Ночью колено распухло, поднялась температура. К тому времени я уже была студенткой Первого медицинского института. Утром отправляюсь на занятия. Да мне и в голову не пришло бы из-за такой малости, как ушибленное колено, пропустить занятия! Единственное, что сделала, попросила осмотреть колено профессора, который читал первую лекцию по хирургии. Он посмотрел и сразу сказал, что у меня кровоизлияние в сустав, гемартроз. Тут же сам сделал мне пункцию, откачал кровь из сустава. То, что я потом делала тысячи раз.
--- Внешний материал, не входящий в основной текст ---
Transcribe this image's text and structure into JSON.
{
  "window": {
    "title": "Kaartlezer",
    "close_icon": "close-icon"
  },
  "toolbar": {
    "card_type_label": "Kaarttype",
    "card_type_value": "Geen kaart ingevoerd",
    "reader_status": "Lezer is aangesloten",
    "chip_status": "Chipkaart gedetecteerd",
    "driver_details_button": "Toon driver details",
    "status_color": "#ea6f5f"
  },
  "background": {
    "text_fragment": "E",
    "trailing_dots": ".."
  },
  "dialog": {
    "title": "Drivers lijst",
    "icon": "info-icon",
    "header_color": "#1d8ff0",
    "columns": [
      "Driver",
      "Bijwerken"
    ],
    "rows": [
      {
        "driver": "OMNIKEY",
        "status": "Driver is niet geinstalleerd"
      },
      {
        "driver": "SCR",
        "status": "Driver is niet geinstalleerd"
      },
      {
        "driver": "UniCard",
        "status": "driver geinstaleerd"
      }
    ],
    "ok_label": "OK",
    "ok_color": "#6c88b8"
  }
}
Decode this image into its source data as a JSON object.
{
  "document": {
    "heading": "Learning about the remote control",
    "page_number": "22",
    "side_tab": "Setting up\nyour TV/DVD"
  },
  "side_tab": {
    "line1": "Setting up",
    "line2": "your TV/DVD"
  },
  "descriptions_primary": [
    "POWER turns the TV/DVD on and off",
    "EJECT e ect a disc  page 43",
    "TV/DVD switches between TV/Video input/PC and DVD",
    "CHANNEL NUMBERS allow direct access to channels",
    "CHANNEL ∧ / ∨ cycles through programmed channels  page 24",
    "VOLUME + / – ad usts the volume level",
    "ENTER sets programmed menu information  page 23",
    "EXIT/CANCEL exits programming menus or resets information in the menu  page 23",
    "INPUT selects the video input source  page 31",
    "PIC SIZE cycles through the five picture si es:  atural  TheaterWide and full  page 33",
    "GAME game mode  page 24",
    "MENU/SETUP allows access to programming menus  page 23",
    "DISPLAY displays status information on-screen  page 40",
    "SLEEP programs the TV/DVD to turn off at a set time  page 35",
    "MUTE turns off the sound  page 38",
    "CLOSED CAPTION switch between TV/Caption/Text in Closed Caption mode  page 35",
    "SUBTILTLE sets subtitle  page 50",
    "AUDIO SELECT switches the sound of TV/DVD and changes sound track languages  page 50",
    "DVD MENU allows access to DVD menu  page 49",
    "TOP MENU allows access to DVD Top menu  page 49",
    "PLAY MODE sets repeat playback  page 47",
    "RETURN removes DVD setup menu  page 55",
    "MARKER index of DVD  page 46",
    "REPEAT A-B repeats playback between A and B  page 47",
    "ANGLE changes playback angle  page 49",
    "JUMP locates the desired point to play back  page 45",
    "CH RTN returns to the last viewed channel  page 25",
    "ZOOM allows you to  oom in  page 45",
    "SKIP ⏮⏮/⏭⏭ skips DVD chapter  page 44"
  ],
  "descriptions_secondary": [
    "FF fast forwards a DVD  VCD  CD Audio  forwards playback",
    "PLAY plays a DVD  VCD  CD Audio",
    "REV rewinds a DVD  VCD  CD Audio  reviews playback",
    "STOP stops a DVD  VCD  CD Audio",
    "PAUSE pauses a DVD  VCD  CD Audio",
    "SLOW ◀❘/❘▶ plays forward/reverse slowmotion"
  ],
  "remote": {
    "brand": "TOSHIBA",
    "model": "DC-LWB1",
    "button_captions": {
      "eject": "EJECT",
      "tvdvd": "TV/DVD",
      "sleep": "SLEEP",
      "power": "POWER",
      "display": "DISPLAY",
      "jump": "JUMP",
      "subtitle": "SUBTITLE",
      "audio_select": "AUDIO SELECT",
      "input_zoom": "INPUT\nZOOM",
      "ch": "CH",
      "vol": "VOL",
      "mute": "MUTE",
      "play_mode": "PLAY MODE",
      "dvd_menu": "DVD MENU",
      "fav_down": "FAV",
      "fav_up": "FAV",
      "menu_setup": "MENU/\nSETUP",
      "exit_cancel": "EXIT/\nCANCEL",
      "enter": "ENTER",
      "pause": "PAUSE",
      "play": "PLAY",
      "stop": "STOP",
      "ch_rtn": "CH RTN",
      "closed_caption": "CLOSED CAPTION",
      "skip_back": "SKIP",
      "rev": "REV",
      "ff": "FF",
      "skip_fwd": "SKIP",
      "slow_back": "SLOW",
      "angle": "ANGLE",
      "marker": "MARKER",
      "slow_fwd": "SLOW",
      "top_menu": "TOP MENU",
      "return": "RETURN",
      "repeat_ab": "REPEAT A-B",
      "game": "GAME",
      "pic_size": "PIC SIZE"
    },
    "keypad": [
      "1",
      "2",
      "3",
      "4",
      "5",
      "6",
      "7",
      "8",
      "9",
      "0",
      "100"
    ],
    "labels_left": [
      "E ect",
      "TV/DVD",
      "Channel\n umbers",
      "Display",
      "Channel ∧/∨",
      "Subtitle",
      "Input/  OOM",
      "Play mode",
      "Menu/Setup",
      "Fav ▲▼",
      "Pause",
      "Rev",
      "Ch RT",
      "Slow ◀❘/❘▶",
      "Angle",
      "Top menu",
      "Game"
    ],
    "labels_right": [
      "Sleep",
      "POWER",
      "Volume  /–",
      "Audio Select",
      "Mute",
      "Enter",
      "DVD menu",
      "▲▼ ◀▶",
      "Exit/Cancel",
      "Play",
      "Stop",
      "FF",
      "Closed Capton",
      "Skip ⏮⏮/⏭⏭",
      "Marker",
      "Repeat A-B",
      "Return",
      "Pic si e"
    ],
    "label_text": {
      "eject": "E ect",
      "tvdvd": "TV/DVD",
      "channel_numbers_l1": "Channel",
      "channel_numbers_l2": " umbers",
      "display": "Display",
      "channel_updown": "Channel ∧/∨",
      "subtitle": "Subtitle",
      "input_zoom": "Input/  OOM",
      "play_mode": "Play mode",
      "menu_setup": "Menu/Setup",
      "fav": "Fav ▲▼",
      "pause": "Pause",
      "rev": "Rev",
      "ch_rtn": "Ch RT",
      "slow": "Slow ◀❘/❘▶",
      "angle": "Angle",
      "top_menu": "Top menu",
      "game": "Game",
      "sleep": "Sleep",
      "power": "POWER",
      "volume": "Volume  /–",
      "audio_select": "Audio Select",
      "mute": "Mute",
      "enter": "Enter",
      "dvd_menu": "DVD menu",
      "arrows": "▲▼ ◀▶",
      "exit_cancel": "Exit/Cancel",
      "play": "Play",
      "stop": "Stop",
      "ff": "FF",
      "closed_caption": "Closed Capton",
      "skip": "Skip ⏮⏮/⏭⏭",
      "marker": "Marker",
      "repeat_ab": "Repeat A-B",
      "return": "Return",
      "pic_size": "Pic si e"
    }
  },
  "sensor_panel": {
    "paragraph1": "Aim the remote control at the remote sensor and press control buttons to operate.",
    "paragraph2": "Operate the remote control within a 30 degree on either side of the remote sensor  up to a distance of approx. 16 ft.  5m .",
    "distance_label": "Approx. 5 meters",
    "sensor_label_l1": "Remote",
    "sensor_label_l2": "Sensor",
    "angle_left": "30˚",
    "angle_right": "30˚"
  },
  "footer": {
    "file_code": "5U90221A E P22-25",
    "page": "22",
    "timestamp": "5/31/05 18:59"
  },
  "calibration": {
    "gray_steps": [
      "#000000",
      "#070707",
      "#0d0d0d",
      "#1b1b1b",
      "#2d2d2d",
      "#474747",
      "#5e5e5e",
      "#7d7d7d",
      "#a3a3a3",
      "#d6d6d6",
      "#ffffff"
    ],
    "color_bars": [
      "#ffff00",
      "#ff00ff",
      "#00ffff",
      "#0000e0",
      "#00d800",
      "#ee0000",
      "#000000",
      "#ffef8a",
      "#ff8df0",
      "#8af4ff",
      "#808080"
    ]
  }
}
Профессор, а это был замечательный хирург Илья Файерман, сделал операцию так щадяще, что боль отпустила. А впереди чемпионат, через три дня старт. Правда, профессор рекомендовал две недели не тренироваться. Не участвовать в соревнованиях? Такое я себе и представить не могла! Впервые я, как говорится, на своей шкуре испытала, что значит для спортсмена желание вернуться в строй. Вот тогда, пожалуй, впервые мелькнула мысль: а не стать ли хирургом?
ТРАВМА - ЭТО ВСЕГДА ВДРУГ
- Своего первого пациента помните?
- Артистка балета, фамилию, к сожалению, запамятовала. У нее был надрыв ахиллова сухожилия. Мы осматривали ее с Приоровым. Он сказал, что когда-то лечил солиста балета Большого театра Габовича, у которого был разрыв ахилла. Но лечили его консервативно, гипсом, и Габович в балет не вернулся. Поэтому Николай Николаевич стал смотреть на эту травму по-новому, он оперировал эту балерину, я ему ассистировала. И после операции она еще долго танцевала.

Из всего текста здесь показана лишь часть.